Cooperation is a two-way street. The Alliance can provide information and assistance, but it also benefits from the exchanges and aid of those with extensive cyber experience. Further refining these guidelines, last March NATO approved the “Framework for Cooperation between NATO and Partner Nations,” to provide objectives, principles and procedures for cooperation on cyber defence through the best use of existing cooperation programs.
Legal framework
One dimension of the policy requiring further work is the legal aspect. Insufficient legal frameworks and instruments at both the domestic and international levels pose a major challenge to the implementation of cyber defence. There are no universal international agreements for the monitoring, record keeping, and cooperation necessary to track and trace cyber attackers. There are specific legal aspects of cyber defence directly affecting the Alliance. In case of a cyber attack, for example, it is almost impossible to identify the aggressor. NATO cannot allow itself to act militarily, based on assumptions. Though these questions require political rather than legal answers, as was the case on September 11, political decisions must be made on the appropriate legal basis.

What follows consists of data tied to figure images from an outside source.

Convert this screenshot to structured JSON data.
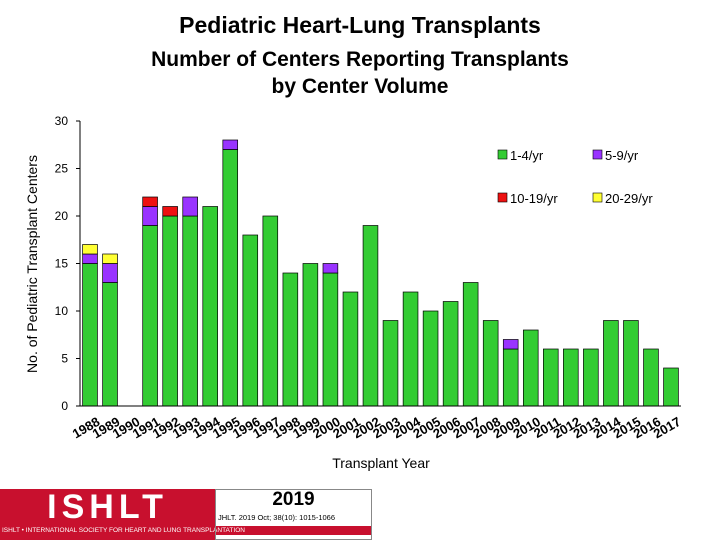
{
  "title": "Pediatric Heart-Lung Transplants",
  "subtitle_line1": "Number of Centers Reporting Transplants",
  "subtitle_line2": "by Center Volume",
  "chart_data": {
    "type": "bar",
    "stacked": true,
    "title": "Pediatric Heart-Lung Transplants",
    "subtitle": "Number of Centers Reporting Transplants by Center Volume",
    "xlabel": "Transplant Year",
    "ylabel": "No. of Pediatric Transplant Centers",
    "ylim": [
      0,
      30
    ],
    "yticks": [
      0,
      5,
      10,
      15,
      20,
      25,
      30
    ],
    "grid": false,
    "legend_position": "top-right",
    "categories": [
      "1988",
      "1989",
      "1990",
      "1991",
      "1992",
      "1993",
      "1994",
      "1995",
      "1996",
      "1997",
      "1998",
      "1999",
      "2000",
      "2001",
      "2002",
      "2003",
      "2004",
      "2005",
      "2006",
      "2007",
      "2008",
      "2009",
      "2010",
      "2011",
      "2012",
      "2013",
      "2014",
      "2015",
      "2016",
      "2017"
    ],
    "series": [
      {
        "name": "1-4/yr",
        "color": "#33cc33",
        "values": [
          15,
          13,
          0,
          19,
          20,
          20,
          21,
          27,
          18,
          20,
          14,
          15,
          14,
          12,
          19,
          9,
          12,
          10,
          11,
          13,
          9,
          6,
          8,
          6,
          6,
          6,
          9,
          9,
          6,
          4
        ]
      },
      {
        "name": "5-9/yr",
        "color": "#9933ff",
        "values": [
          1,
          2,
          0,
          2,
          0,
          2,
          0,
          1,
          0,
          0,
          0,
          0,
          1,
          0,
          0,
          0,
          0,
          0,
          0,
          0,
          0,
          1,
          0,
          0,
          0,
          0,
          0,
          0,
          0,
          0
        ]
      },
      {
        "name": "10-19/yr",
        "color": "#ee1111",
        "values": [
          0,
          0,
          0,
          1,
          1,
          0,
          0,
          0,
          0,
          0,
          0,
          0,
          0,
          0,
          0,
          0,
          0,
          0,
          0,
          0,
          0,
          0,
          0,
          0,
          0,
          0,
          0,
          0,
          0,
          0
        ]
      },
      {
        "name": "20-29/yr",
        "color": "#ffff33",
        "values": [
          1,
          1,
          0,
          0,
          0,
          0,
          0,
          0,
          0,
          0,
          0,
          0,
          0,
          0,
          0,
          0,
          0,
          0,
          0,
          0,
          0,
          0,
          0,
          0,
          0,
          0,
          0,
          0,
          0,
          0
        ]
      }
    ]
  },
  "logo": {
    "org": "ISHLT",
    "band_text": "ISHLT • INTERNATIONAL SOCIETY FOR HEART AND LUNG TRANSPLANTATION",
    "year": "2019",
    "citation": "JHLT. 2019 Oct; 38(10): 1015-1066"
  }
}
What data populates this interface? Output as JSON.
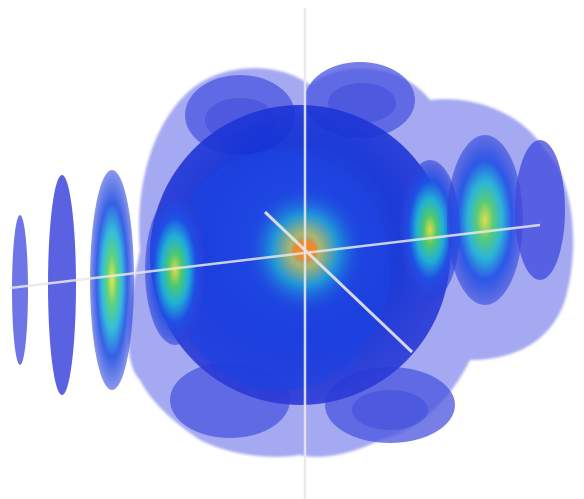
{
  "scene": {
    "background": "#ffffff",
    "colors": {
      "outer_shell": "#5a63e6",
      "mid_shell": "#1f3fe0",
      "inner_shell": "#0b2ad0",
      "cyan": "#1fb6d6",
      "green": "#4fcf6a",
      "yellow": "#e9e23a",
      "orange": "#f08a2a",
      "axis": "#e8e8e8"
    },
    "icons": {
      "vertical_axis": "vertical-axis-line",
      "horizontal_axis": "horizontal-axis-line",
      "diagonal_axis": "diagonal-axis-line"
    }
  }
}
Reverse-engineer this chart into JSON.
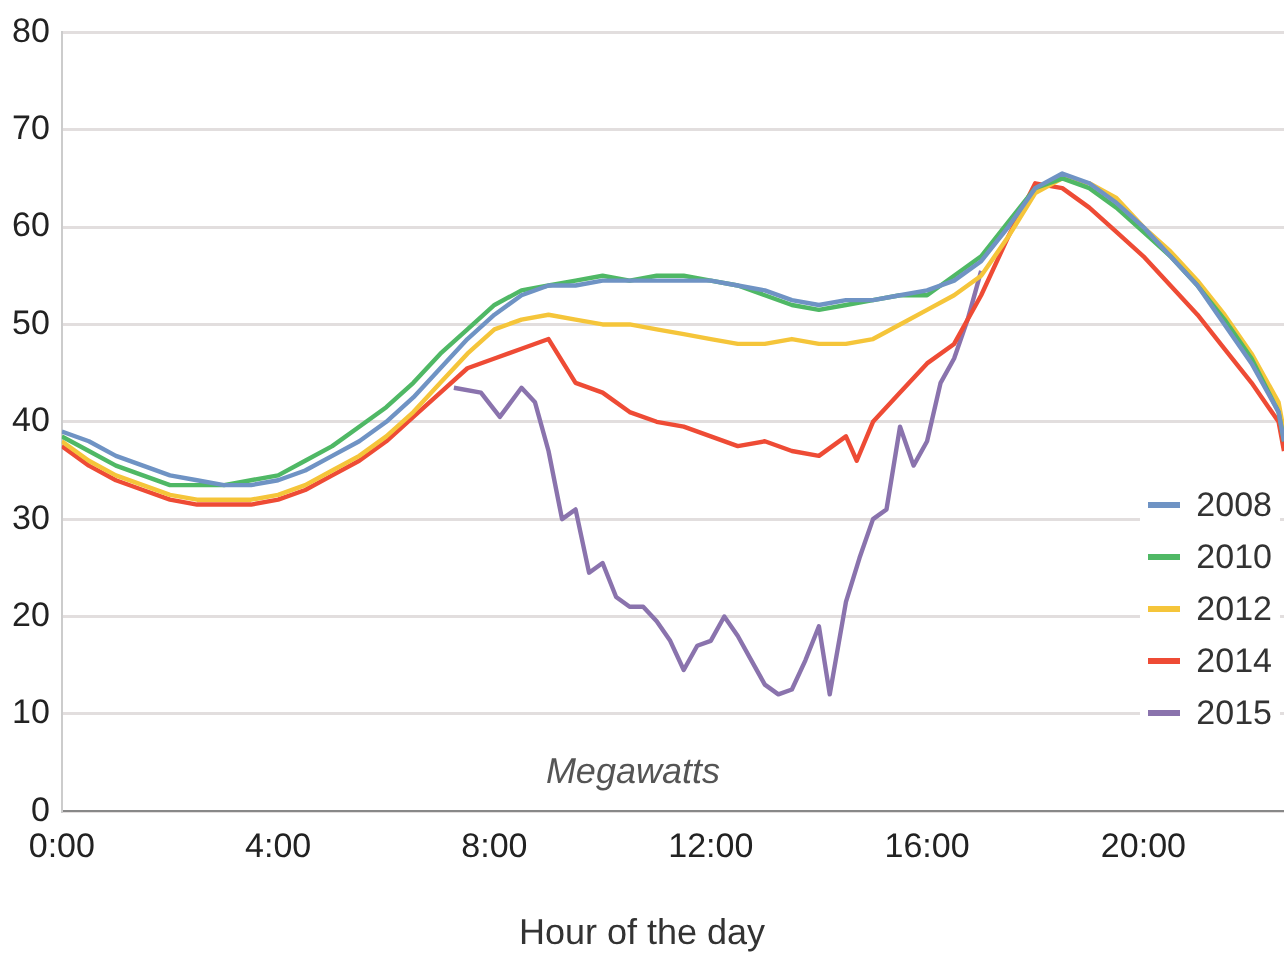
{
  "chart_data": {
    "type": "line",
    "xlabel": "Hour of the day",
    "annotations": [
      "Megawatts"
    ],
    "x": [
      0,
      0.5,
      1,
      1.5,
      2,
      2.5,
      3,
      3.5,
      4,
      4.5,
      5,
      5.5,
      6,
      6.5,
      7,
      7.5,
      8,
      8.5,
      9,
      9.5,
      10,
      10.5,
      11,
      11.5,
      12,
      12.5,
      13,
      13.5,
      14,
      14.5,
      15,
      15.5,
      16,
      16.5,
      17,
      17.5,
      18,
      18.5,
      19,
      19.5,
      20,
      20.5,
      21,
      21.5,
      22,
      22.5,
      22.6
    ],
    "series": [
      {
        "name": "2008",
        "color": "#6f93c4",
        "values": [
          39,
          38,
          36.5,
          35.5,
          34.5,
          34,
          33.5,
          33.5,
          34,
          35,
          36.5,
          38,
          40,
          42.5,
          45.5,
          48.5,
          51,
          53,
          54,
          54,
          54.5,
          54.5,
          54.5,
          54.5,
          54.5,
          54,
          53.5,
          52.5,
          52,
          52.5,
          52.5,
          53,
          53.5,
          54.5,
          56.5,
          60,
          64,
          65.5,
          64.5,
          62.5,
          60,
          57,
          54,
          50,
          46,
          41,
          38
        ]
      },
      {
        "name": "2010",
        "color": "#4fb865",
        "values": [
          38.5,
          37,
          35.5,
          34.5,
          33.5,
          33.5,
          33.5,
          34,
          34.5,
          36,
          37.5,
          39.5,
          41.5,
          44,
          47,
          49.5,
          52,
          53.5,
          54,
          54.5,
          55,
          54.5,
          55,
          55,
          54.5,
          54,
          53,
          52,
          51.5,
          52,
          52.5,
          53,
          53,
          55,
          57,
          60.5,
          64,
          65,
          64,
          62,
          59.5,
          57,
          54,
          50.5,
          46.5,
          41,
          38
        ]
      },
      {
        "name": "2012",
        "color": "#f5c53a",
        "values": [
          38,
          36,
          34.5,
          33.5,
          32.5,
          32,
          32,
          32,
          32.5,
          33.5,
          35,
          36.5,
          38.5,
          41,
          44,
          47,
          49.5,
          50.5,
          51,
          50.5,
          50,
          50,
          49.5,
          49,
          48.5,
          48,
          48,
          48.5,
          48,
          48,
          48.5,
          50,
          51.5,
          53,
          55,
          59,
          63.5,
          65,
          64.5,
          63,
          60,
          57.5,
          54.5,
          51,
          47,
          42,
          39
        ]
      },
      {
        "name": "2014",
        "color": "#ee4b35",
        "x": [
          0,
          0.5,
          1,
          1.5,
          2,
          2.5,
          3,
          3.5,
          4,
          4.5,
          5,
          5.5,
          6,
          6.5,
          7,
          7.5,
          8,
          8.5,
          9,
          9.5,
          10,
          10.5,
          11,
          11.5,
          12,
          12.5,
          13,
          13.5,
          14,
          14.5,
          14.7,
          15,
          15.5,
          16,
          16.5,
          17,
          17.5,
          18,
          18.5,
          19,
          19.5,
          20,
          20.5,
          21,
          21.5,
          22,
          22.5,
          22.6
        ],
        "values": [
          37.5,
          35.5,
          34,
          33,
          32,
          31.5,
          31.5,
          31.5,
          32,
          33,
          34.5,
          36,
          38,
          40.5,
          43,
          45.5,
          46.5,
          47.5,
          48.5,
          44,
          43,
          41,
          40,
          39.5,
          38.5,
          37.5,
          38,
          37,
          36.5,
          38.5,
          36,
          40,
          43,
          46,
          48,
          53,
          59,
          64.5,
          64,
          62,
          59.5,
          57,
          54,
          51,
          47.5,
          44,
          40,
          37
        ]
      },
      {
        "name": "2015",
        "color": "#8a73ad",
        "x": [
          7.25,
          7.75,
          8.1,
          8.5,
          8.75,
          9,
          9.25,
          9.5,
          9.75,
          10,
          10.25,
          10.5,
          10.75,
          11,
          11.25,
          11.5,
          11.75,
          12,
          12.25,
          12.5,
          12.75,
          13,
          13.25,
          13.5,
          13.75,
          14,
          14.2,
          14.5,
          14.75,
          15,
          15.25,
          15.5,
          15.75,
          16,
          16.25,
          16.5,
          16.75,
          17
        ],
        "values": [
          43.5,
          43,
          40.5,
          43.5,
          42,
          37,
          30,
          31,
          24.5,
          25.5,
          22,
          21,
          21,
          19.5,
          17.5,
          14.5,
          17,
          17.5,
          20,
          18,
          15.5,
          13,
          12,
          12.5,
          15.5,
          19,
          12,
          21.5,
          26,
          30,
          31,
          39.5,
          35.5,
          38,
          44,
          46.5,
          50.5,
          55.5
        ]
      }
    ],
    "xlim": [
      0,
      22.6
    ],
    "xticks": [
      {
        "value": 0,
        "label": "0:00"
      },
      {
        "value": 4,
        "label": "4:00"
      },
      {
        "value": 8,
        "label": "8:00"
      },
      {
        "value": 12,
        "label": "12:00"
      },
      {
        "value": 16,
        "label": "16:00"
      },
      {
        "value": 20,
        "label": "20:00"
      }
    ],
    "ylim": [
      0,
      80
    ],
    "yticks": [
      0,
      10,
      20,
      30,
      40,
      50,
      60,
      70,
      80
    ],
    "grid": "y",
    "legend": "bottom right",
    "marker": "none",
    "line_style": "solid"
  }
}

At the Strasborg/Kehl summit, as a part of the Declaration on Alliance Security, member nations tasked the Secretary General to develop a new Strategic Concept for the next summit in 2010 – the existing strategic concept dates back to 1999. The new concept should identify the most relevant threats to Allies’ security interests, and the NATO priorities in the fight against terrorism, proliferation, cyber defence, energy security, piracy or maritime surveillance.
Cyber defence is a critical part of this high level conceptual and strategy work. Good legal frameworks, a common understanding of the legal challenges, and work focused on solving some of the challenges will give the Alliance a better basis for consultations regarding cyber warfare in the future. One of the challenges, of course, is to balance the need to protect and defend our networks and systems against the need to protect the privacy of individuals, a challenge that gets into national sovereignty and privacy concerns – hence the need at some point to take it away from engineers and scientists and to hand it over to lawyers.
Major-General Glynne Hines is Director, NATO Consultation, Command, and Control Staff, the principal advisor to the Military committee and the North Atlantic Council on all operational and technical aspects of CIS and network enabled capabilities. He was recently appointed as NATO’s Military Authority for Cyber matters. Previously, he served as Director General Information Management Operations and Canadian Forces J6 and Chief of Staff, Assistant Deputy Minister (Information Management).